Farmers who were eligible for these vouchers were to be 18 years of age and above, have their bio-data captured by the government, own a cell phone with a registered line, and have a minimum of N50 airtime on it. Hence, the government could track who got fertiliser, when they got it, and how much was paid.
Reports later had it that bags of fertilisers were diverted for personal gains and when supplied, they were either adulterated or underweight.
“Political farmers manipulated the scheme for their own gains. So, if any intervention in itself will be meaningful, it should be one that makes it easy for the real and actual farmers to have access to inputs,” said Olowe.
Other key elements that experts doted on are mechanisation, addressing insecurity, marketing and distribution, value addition in order to get more premium, and the environment. “If all these are put in place, then we are good to feed ourselves,” Olowe added.
Tajudeen Ibrahim, director of research and strategy at Chapel Hill Denham, noted that the country should have learned its lessons from the incidences bordering on insecurity that increasingly plagued the agriculture sector over the past 2 to 3 years. Money, he said, is not the only problem around food security, there are also key elements like security, infrastructure, storage facilities, transportation, etc.
“If the government cares for the sustainability of its goals, all these must be considered,” Ibrahim said.

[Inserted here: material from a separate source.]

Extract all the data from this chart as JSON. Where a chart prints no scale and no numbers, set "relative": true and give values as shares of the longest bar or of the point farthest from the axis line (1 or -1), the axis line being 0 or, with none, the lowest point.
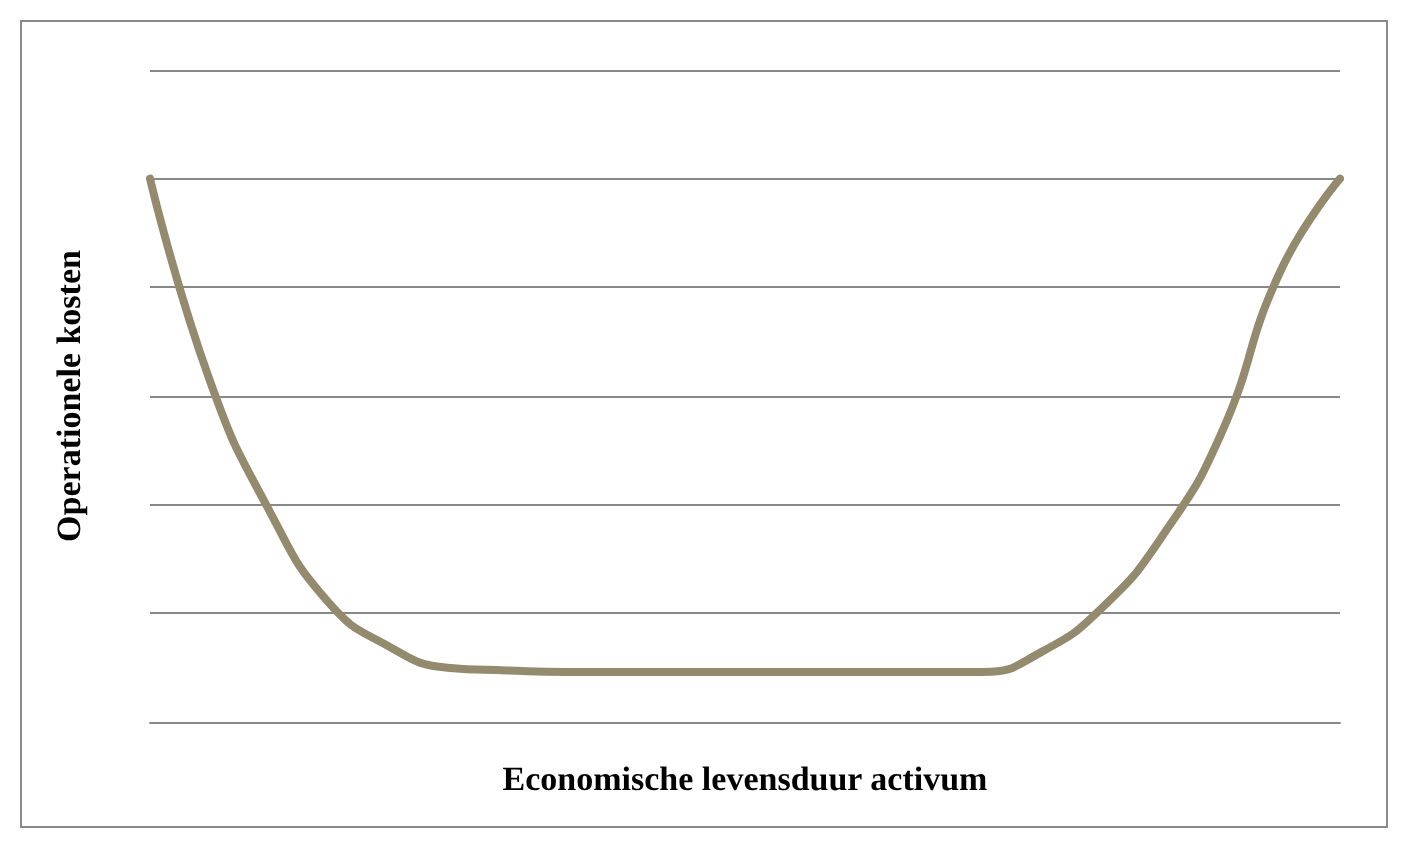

On his part, Kabir Ibrahim, national president of the All Farmers Association of Nigeria, suggests that the federal government and all state governments work in unison “to support the smallholder farmers to build back better, ahead of 2023, by embracing all-year-round production, Climate Smart Agriculture, SCI (system of crop intensification), Agricultural Biotechnology, and GAP (Good Agricultural Practice)”.